A la puerta del solsticio de verano, de hace ocho años, Felipe de Borbón accedía a la corona de España por la abdicación obligada de su padre, ahogado por los escándalos y la corrupción. Allá van ocho años, todos horríbilis, marcados por la contaminación de la actuación corrupta de su padre, por la muy probable complicidad de Don Felipe, dada la imposibilidad material de que desconociese las notorias actividades delictivas de su progenitor, y por su parcialidad ideológica y política, impropia de un Jefe de Estado democrático, que lo llevaron a alinearse, también notoriamente, con las posiciones más reaccionarias de la sociedad española.

La cumbre es lo que tiene: que solo te queda bajar.
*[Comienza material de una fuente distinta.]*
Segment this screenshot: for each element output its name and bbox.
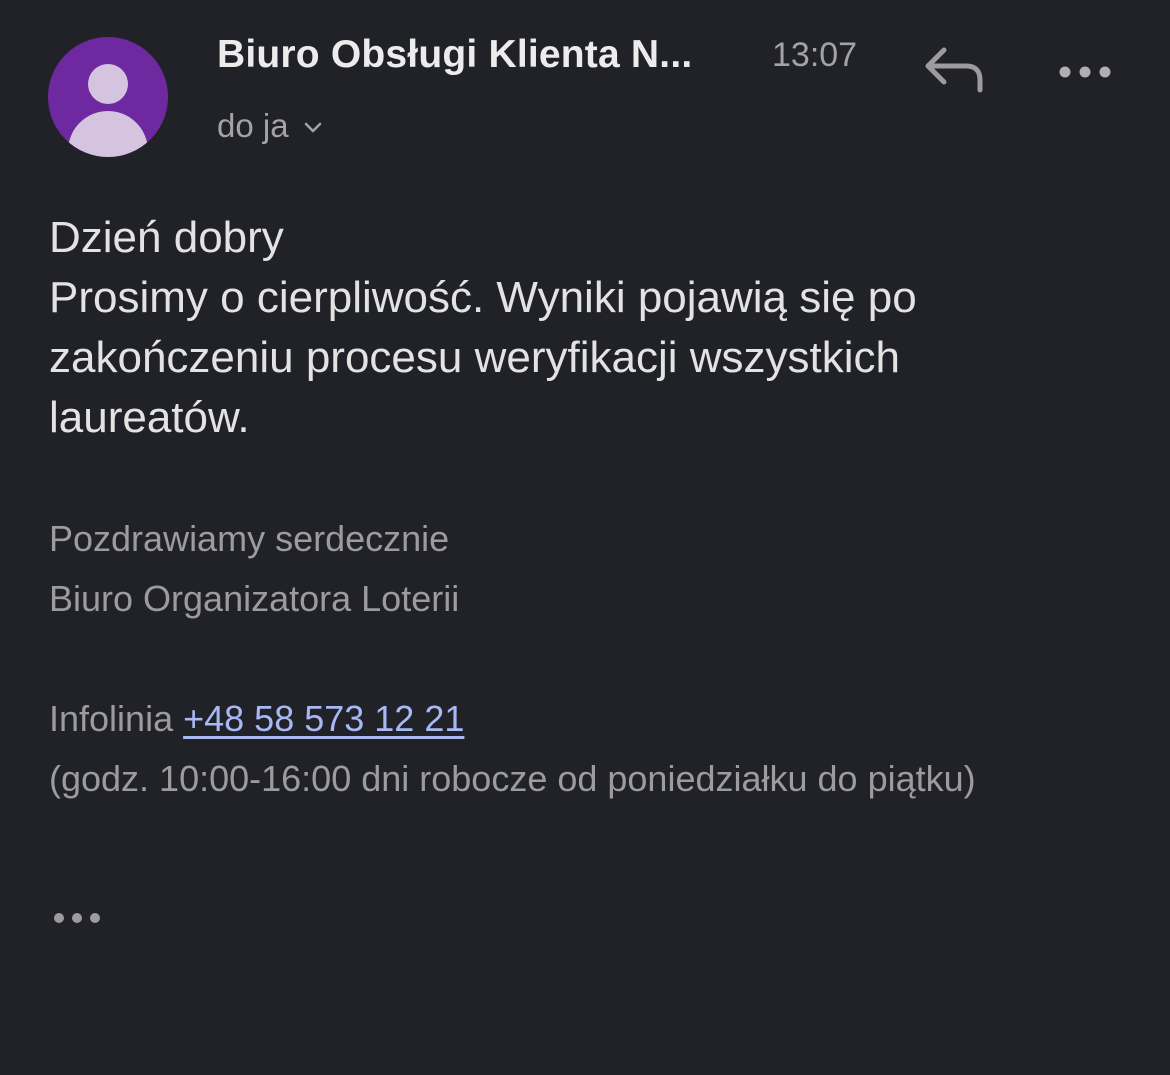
show-trimmed-content-icon	[54, 913, 100, 923]
signature-closing: Pozdrawiamy serdecznie	[49, 518, 450, 559]
person-icon-head	[88, 64, 128, 104]
sender-name[interactable]: Biuro Obsługi Klienta N...	[217, 33, 692, 77]
more-options-icon	[1059, 66, 1111, 78]
reply-icon	[925, 47, 983, 93]
sender-avatar[interactable]	[48, 37, 168, 157]
person-icon-body	[68, 111, 148, 157]
message-time: 13:07	[772, 36, 858, 74]
reply-button[interactable]	[922, 46, 988, 98]
recipient-details-toggle[interactable]: do ja	[217, 104, 323, 148]
greeting-line: Dzień dobry	[49, 213, 284, 262]
signature-organization: Biuro Organizatora Loterii	[49, 578, 460, 619]
phone-link[interactable]: +48 58 573 12 21	[183, 698, 464, 739]
message-body: Dzień dobry Prosimy o cierpliwość. Wynik…	[49, 208, 1129, 448]
more-options-button[interactable]	[1056, 58, 1114, 86]
chevron-down-icon	[304, 122, 321, 133]
body-line: Prosimy o cierpliwość. Wyniki pojawią si…	[49, 273, 917, 322]
body-line: zakończeniu procesu weryfikacji wszystki…	[49, 333, 900, 382]
infoline-row: Infolinia +48 58 573 12 21	[49, 698, 464, 740]
body-line: laureatów.	[49, 393, 250, 442]
recipient-label: do ja	[217, 107, 289, 144]
infoline-hours: (godz. 10:00-16:00 dni robocze od ponied…	[49, 758, 976, 799]
infoline-label: Infolinia	[49, 698, 174, 739]
show-trimmed-content-button[interactable]	[48, 906, 108, 930]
En casi todos los órdenes de la vida sucede. El verano empieza con el sol en la cumbre y nuestros ancestros percibieron muy bien que el cenit es el comienzo del declive, por eso se entregaron al rito de dar fuerza al sol encendiendo hogueras en el momento en que los días empiezan a declinar. Las hogueras de San Juan, del solsticio de verano, son un ritual muy norteño, donde la luz cobra gran importancia, porque los inviernos y las noches duran demasiado.

Siempre se me ocurre lo mismo cada vez que veo a alguien alcanzar el éxito. A partir de aquí, pienso, los días son más cortos, hasta que predomine la noche. En el éxito se inicia realmente la decadencia. Es aquello de que, al nacer, comenzamos en realidad a morir. La vida se convierte así en resistencia  esencial, aplazando y aplazando la muerte inevitable. ¿Pesimista? Vale, pero menos mal que pesimista no es lo mismo que aburrido.
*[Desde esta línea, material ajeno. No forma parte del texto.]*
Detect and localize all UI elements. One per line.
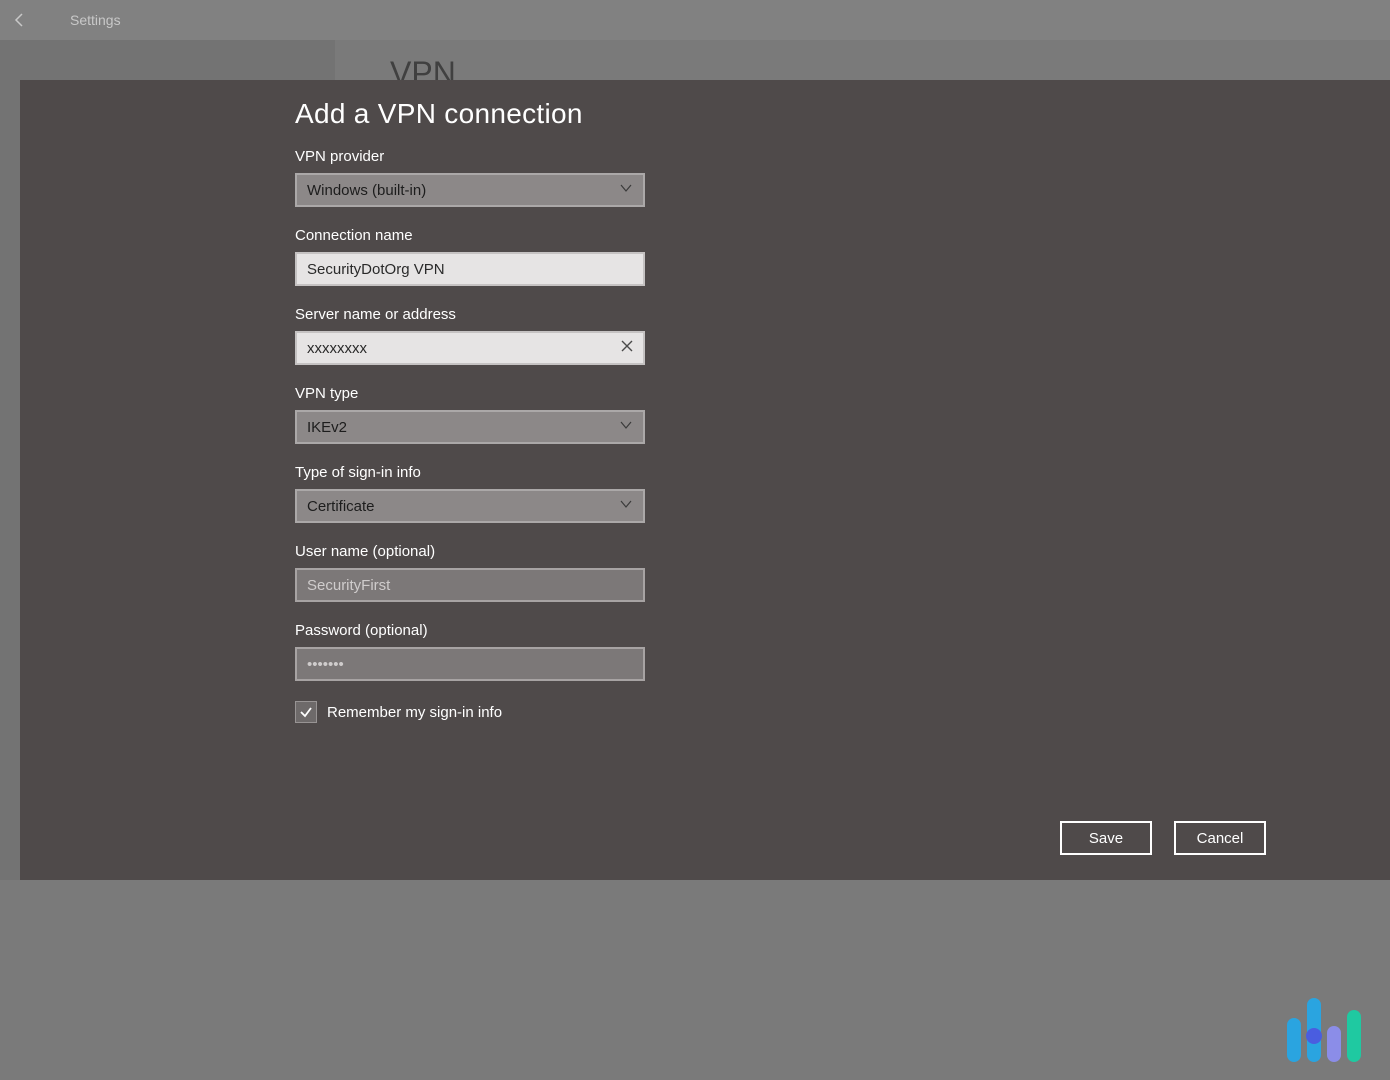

Dicen que, en la antigua ceremonia de coronación de los papas, un monje irrumpía con unas ramas de lino ardiendo y se dirigía al nuevo pontífice exclamando: “sic transit gloria mundi”, para recordarle lo efímero de honras y honores. La frase, dicen, es de Tomás de Kempis, monje un tanto siniestro especialista en mortificaciones a las que eran tan dados aquellos ascetas, negadores de la dicha, del conocimiento y de la vida.  Sin caer en estas desviaciones patológicas no estaría mal que todos pero, sobre todo, nuestros prebostes y triunfadores, nos percatáramos de lo transitorio que, por naturaleza, es todo y no actuáramos como si, contra natura, el éxito fuese eterno. Seríamos realistas, sin tener que ser aburridos ni cenizos.

En el inicio del verano comenzamos ya el camino hacia el atardecer del otoño y la oscuridad del invierno. Pero no debemos angustiarnos, porque la vida no está en juego, ni siquiera con el cambio climático. Lo que está en juego son solo algunas especies y, afortunadamente, las más depredadoras, como la nuestra.

El último solsticio de verano de la Monarquía española comenzó hace ocho años, hace como dos legislaturas, y ya está en el último invierno de su existencia. Ya no hay más a donde ir. Ni legitimidad de origen, ni de ejercicio. Está fuera de toda racionalidad política y social. Durará muy poco tiempo. Poco tiempo político, quiero decir, pero que se nos puede hacer largo por lo que está estorbando y por lo atrabiliarios, canallescos  e irracionales que resultan sus, cada vez más escasos, apoyos.

La mejor prueba de todo esto es que en la institución monárquica española ya prácticamente no hay luz. Es “la noche más larga”. La gélida noche del más crudo de los inviernos.